Kritik terhadap Positivisme. Dikenakan kritik karena mengabaikan aspek Moral dan keadilan yang tidak tertulis dalam undang-undang. Aliran lain menekankan bahwa hukum harus disesuaikan dengan kebutuhan masyarakat dan nilai-nilai yang ada.
5. MADZAB PEMIKIRAN HUKUM (Sociological Jurisprudence)
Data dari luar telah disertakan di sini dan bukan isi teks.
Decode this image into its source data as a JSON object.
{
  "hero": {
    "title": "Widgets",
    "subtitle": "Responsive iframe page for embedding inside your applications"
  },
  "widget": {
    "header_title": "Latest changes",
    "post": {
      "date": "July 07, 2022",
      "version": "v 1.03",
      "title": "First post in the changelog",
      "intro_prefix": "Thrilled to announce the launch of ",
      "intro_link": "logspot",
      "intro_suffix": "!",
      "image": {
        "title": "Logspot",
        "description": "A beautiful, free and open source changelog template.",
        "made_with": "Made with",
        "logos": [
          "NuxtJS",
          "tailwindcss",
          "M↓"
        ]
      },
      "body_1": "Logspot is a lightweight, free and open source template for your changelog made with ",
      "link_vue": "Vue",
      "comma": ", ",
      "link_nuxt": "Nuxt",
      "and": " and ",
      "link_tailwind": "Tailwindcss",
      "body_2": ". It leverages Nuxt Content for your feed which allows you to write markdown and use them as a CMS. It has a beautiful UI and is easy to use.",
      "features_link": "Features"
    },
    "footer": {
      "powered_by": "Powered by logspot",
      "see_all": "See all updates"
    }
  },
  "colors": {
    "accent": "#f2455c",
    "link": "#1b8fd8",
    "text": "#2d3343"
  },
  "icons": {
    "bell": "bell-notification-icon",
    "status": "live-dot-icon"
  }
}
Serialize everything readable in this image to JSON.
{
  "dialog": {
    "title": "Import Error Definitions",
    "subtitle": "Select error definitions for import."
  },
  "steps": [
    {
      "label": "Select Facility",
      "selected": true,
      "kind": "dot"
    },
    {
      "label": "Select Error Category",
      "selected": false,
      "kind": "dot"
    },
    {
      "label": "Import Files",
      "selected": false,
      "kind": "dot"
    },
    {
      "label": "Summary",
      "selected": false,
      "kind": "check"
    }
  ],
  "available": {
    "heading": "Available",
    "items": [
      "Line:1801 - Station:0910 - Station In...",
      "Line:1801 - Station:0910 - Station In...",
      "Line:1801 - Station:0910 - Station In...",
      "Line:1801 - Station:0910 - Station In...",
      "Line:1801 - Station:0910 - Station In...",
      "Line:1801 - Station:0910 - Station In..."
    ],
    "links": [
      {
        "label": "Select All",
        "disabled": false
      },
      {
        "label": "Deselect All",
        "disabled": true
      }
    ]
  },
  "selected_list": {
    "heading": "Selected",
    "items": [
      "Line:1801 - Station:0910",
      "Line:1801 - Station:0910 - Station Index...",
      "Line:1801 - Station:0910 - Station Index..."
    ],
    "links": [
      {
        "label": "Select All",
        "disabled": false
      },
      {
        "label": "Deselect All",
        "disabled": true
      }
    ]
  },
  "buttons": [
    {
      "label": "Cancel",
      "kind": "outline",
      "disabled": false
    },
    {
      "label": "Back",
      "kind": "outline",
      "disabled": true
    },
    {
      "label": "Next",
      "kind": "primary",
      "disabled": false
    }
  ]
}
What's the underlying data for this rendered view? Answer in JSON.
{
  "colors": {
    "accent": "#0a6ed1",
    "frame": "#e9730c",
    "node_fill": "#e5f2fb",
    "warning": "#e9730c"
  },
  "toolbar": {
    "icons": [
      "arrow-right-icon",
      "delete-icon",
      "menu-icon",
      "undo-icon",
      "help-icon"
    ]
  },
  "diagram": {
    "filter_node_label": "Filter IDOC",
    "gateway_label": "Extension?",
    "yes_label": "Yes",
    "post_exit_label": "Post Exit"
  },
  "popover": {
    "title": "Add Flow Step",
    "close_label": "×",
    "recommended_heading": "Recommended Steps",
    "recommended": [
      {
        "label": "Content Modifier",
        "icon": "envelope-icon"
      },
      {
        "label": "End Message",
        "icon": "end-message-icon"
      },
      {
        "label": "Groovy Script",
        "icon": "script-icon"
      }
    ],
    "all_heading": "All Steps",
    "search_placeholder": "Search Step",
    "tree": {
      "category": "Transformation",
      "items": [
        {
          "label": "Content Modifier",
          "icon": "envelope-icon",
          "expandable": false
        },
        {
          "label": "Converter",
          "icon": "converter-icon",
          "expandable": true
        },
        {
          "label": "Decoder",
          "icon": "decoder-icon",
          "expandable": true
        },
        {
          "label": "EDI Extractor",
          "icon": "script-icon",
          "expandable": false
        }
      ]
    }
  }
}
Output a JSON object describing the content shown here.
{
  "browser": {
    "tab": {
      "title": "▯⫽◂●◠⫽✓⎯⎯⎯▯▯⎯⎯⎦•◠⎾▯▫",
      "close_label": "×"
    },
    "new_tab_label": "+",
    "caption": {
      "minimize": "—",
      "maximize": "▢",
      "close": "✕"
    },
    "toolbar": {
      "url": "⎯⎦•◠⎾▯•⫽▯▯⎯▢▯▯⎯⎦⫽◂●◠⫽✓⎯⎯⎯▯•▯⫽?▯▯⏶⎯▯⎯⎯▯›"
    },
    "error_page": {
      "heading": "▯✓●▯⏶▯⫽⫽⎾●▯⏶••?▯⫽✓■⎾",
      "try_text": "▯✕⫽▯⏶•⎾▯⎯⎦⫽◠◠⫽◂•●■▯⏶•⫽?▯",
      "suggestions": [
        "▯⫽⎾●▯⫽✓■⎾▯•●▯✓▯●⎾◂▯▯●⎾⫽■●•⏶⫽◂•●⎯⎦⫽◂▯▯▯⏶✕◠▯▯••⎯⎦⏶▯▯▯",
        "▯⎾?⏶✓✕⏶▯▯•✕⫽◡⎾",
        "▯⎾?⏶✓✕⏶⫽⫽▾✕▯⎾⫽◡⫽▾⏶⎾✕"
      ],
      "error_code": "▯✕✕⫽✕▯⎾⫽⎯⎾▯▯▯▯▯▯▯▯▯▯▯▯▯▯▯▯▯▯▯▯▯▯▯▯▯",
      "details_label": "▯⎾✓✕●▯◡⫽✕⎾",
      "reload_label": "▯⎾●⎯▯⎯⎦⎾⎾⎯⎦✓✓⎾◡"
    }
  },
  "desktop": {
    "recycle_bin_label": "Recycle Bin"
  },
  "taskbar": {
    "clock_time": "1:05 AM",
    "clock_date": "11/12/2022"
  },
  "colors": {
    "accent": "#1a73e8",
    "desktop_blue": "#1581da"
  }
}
- Materi ini membahas tentang Madzhab Pemikiran Hukum, khususnya Sociological Jurisprudence, yang merupakan aliran dalam filsafat hukum yang menekankan pentingnya hukum yang sesuai dengan nilai-nilai yang hidup dalam masyarakat. Aliran ini memisahkan antara hukum positif dan hukum yang hidup, serta menyatakan bahwa efektivitas hukum bergantung pada keselarasan dengan norma sosial. Tokoh-tokoh penting dalam aliran ini, seperti Eugen Ehrlich dan Roscoe Pound, mengemukakan bahwa hukum harus berfungsi untuk memenuhi kebutuhan sosial dan menciptakan ketertiban, sehingga hubungan antara hukum dan masyarakat sangatlah penting dalam memahami dan mengembangkan sistem hukum yang adil dan efektif.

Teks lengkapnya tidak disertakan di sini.